A problem might arise if the filter increases the size of a message that is being sent down an SMTP connection. If the receiving SMTP server has indicated support for the SIZE parameter, Exim will have sent the size of the message at the start of the SMTP session. If what is actually sent is substantially more, the server might reject the message. This can be worked round by setting the size_addition option on the smtp transport, either to allow for additions to the message, or to disable the use of SIZE altogether.
The value of the option is the command string for starting up the filter, which is run directly from Exim, not under a shell. The string is parsed by Exim in the same way as a command string for the pipe transport: Exim breaks it up into arguments and then expands each argument separately. The special argument $pipe_addresses is replaced by a number of arguments, one for each address that applies to this delivery. (This isn't an ideal name for this feature here, but as it was already implemented for the pipe transport, it seemed sensible not to change it.)
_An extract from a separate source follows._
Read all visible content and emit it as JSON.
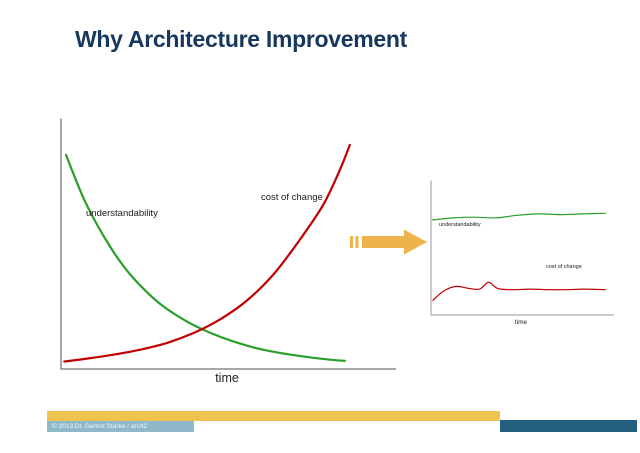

The expansion variables $host and $host_address are available when the transport is a remote one. They contain the name and IP address of the host to which the message is being sent. For example:
transport_filter = /some/directory/transport-filter.pl \ $host $host_address $sender_address $pipe_addresses
The filter process is run under the same uid and gid as the normal delivery. For remote deliveries this is the Exim uid/gid by default.
If a transport filter is set on an autoreply transport, the original message is passed through the filter as it is being copied into the newly generated message, which happens if the return_message option is set.
When Exim is reading the output of a transport filter, it a applies a timeout that can be set by this option. Exceeding the timeout is treated as a temporary delivery failure.
This option specifies the user under whose uid the delivery process is to be run, overriding any uid that may have been set by the router. If the user is given as a name, the uid is looked up from the password data, and the associated group is taken as the value of the gid to be used if the group option is not set.
For deliveries that use local transports, a user and group are normally specified explicitly or implicitly (for example, as a result of check_local_user) by the router or transport.
For remote transports, you should leave this option unset unless you really are sure you know what you are doing. When a remote transport is running, it needs to be able to access Exim's hints databases, because each host may have its own retry data.